Little wonder it was that the Avatar seemed to shed tears in an intense effort to draw everyone's attention to this inspirational life. It made one feel ashamed at the lengths God was being made to go in order to draw mankind back on the righteous path. It was a charging experience overall. As the drama concluded, Swami said, "Savitri did very well."

He then called out to Savitri and materialized a gold chain for 'her'. Putting it around 'her' neck, He picked up a safari piece and confirmed that it was indeed a male! With a sweet smile, Swami gifted the safari piece. He then gifted each member of the acting troupe with His divine hands.

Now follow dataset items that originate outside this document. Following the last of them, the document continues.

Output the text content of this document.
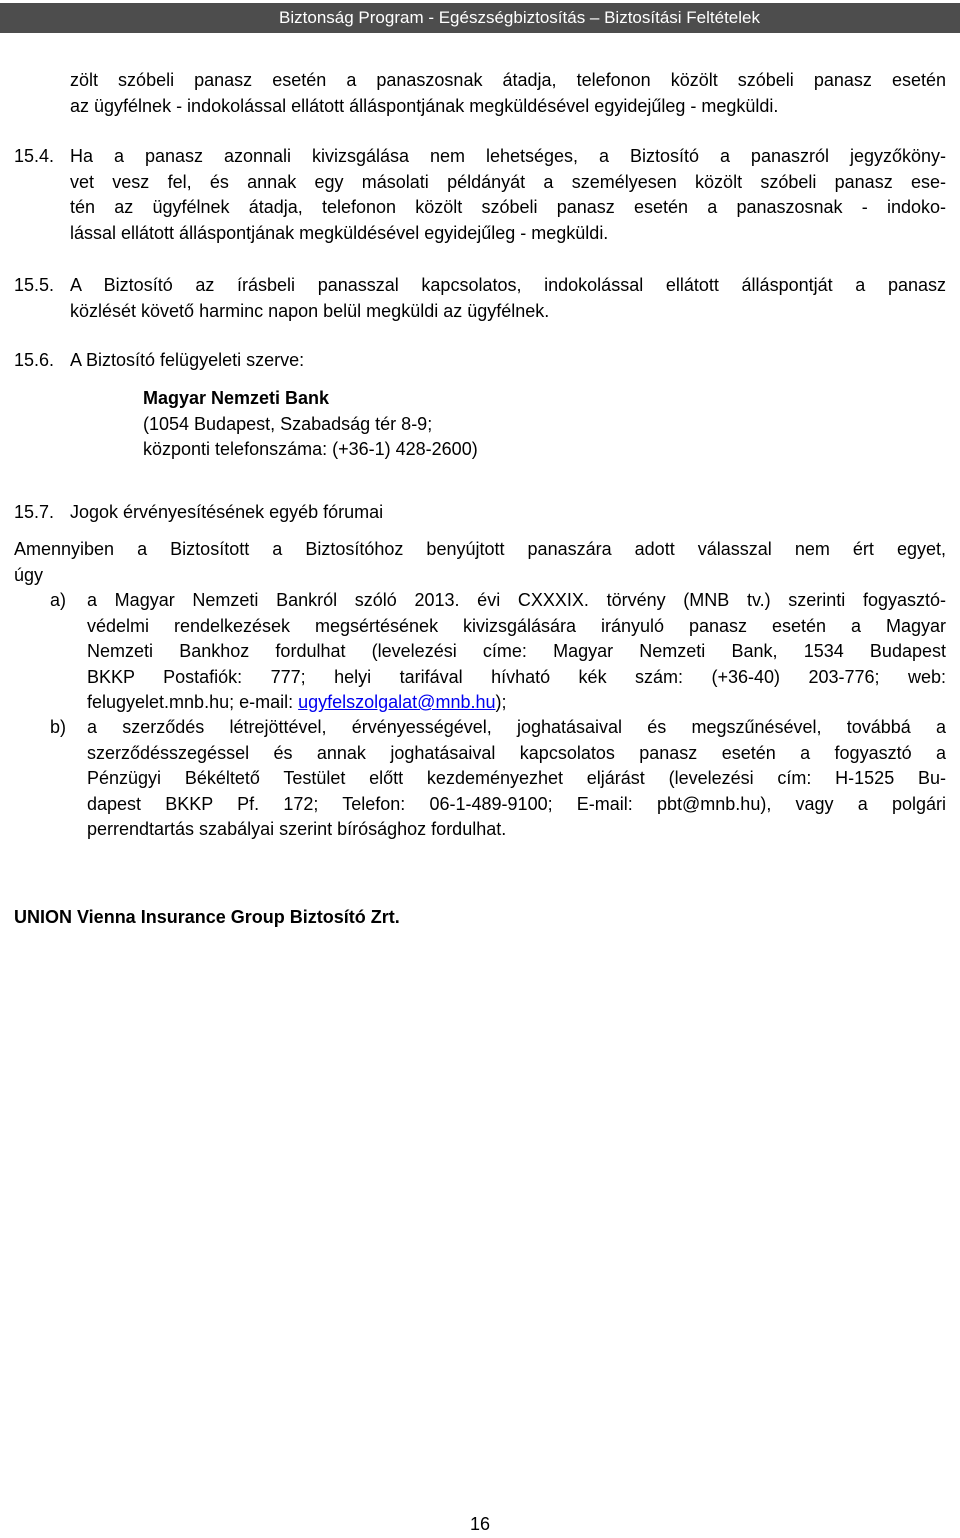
Biztonság Program - Egészségbiztosítás – Biztosítási Feltételek
zölt szóbeli panasz esetén a panaszosnak átadja, telefonon közölt szóbeli panasz esetén
az ügyfélnek - indokolással ellátott álláspontjának megküldésével egyidejűleg - megküldi.
15.4. Ha a panasz azonnali kivizsgálása nem lehetséges, a Biztosító a panaszról jegyzőköny-
vet vesz fel, és annak egy másolati példányát a személyesen közölt szóbeli panasz ese-
tén az ügyfélnek átadja, telefonon közölt szóbeli panasz esetén a panaszosnak - indoko-
lással ellátott álláspontjának megküldésével egyidejűleg - megküldi.
15.5. A Biztosító az írásbeli panasszal kapcsolatos, indokolással ellátott álláspontját a panasz
közlését követő harminc napon belül megküldi az ügyfélnek.
15.6. A Biztosító felügyeleti szerve:
Magyar Nemzeti Bank
(1054 Budapest, Szabadság tér 8-9;
központi telefonszáma: (+36-1) 428-2600)
15.7. Jogok érvényesítésének egyéb fórumai
Amennyiben a Biztosított a Biztosítóhoz benyújtott panaszára adott válasszal nem ért egyet,
úgy
a) a Magyar Nemzeti Bankról szóló 2013. évi CXXXIX. törvény (MNB tv.) szerinti fogyasztó-
védelmi rendelkezések megsértésének kivizsgálására irányuló panasz esetén a Magyar
Nemzeti Bankhoz fordulhat (levelezési címe: Magyar Nemzeti Bank, 1534 Budapest
BKKP Postafiók: 777; helyi tarifával hívható kék szám: (+36-40) 203-776; web:
felugyelet.mnb.hu; e-mail: ugyfelszolgalat@mnb.hu);
b) a szerződés létrejöttével, érvényességével, joghatásaival és megszűnésével, továbbá a
szerződésszegéssel és annak joghatásaival kapcsolatos panasz esetén a fogyasztó a
Pénzügyi Békéltető Testület előtt kezdeményezhet eljárást (levelezési cím: H-1525 Bu-
dapest BKKP Pf. 172; Telefon: 06-1-489-9100; E-mail: pbt@mnb.hu), vagy a polgári
perrendtartás szabályai szerint bírósághoz fordulhat.
UNION Vienna Insurance Group Biztosító Zrt.
16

Each of them fell at His feet and took namaskar. Swami still did not seem satisfied. He moved down and posed with them for group pictures. He told the cameraman to move to the right and left and cover from both angles so that none would be missed out! Then, going back on the stage, Swami asked for sweets to be distributed to the group as prasadam. After this, He asked them to sing a few bhajans.

Their leader who was seated on the stage joined them as they all led a bhajan on Rama and Krishna. All the students joined in following. After that, Swami asked the students to sing. They too sang a bhajan on Rama and Krishna so that the Ooty devotees rejoice singing about their favourite deities.

After that bhajan, Swami asked for aarthi. Blessing everyone after the aarthi, He said, "I am very happy. Everyone acted very well. I will surely come to Ooty." Then He moved back towards the residence. It was almost 6:30 p.m.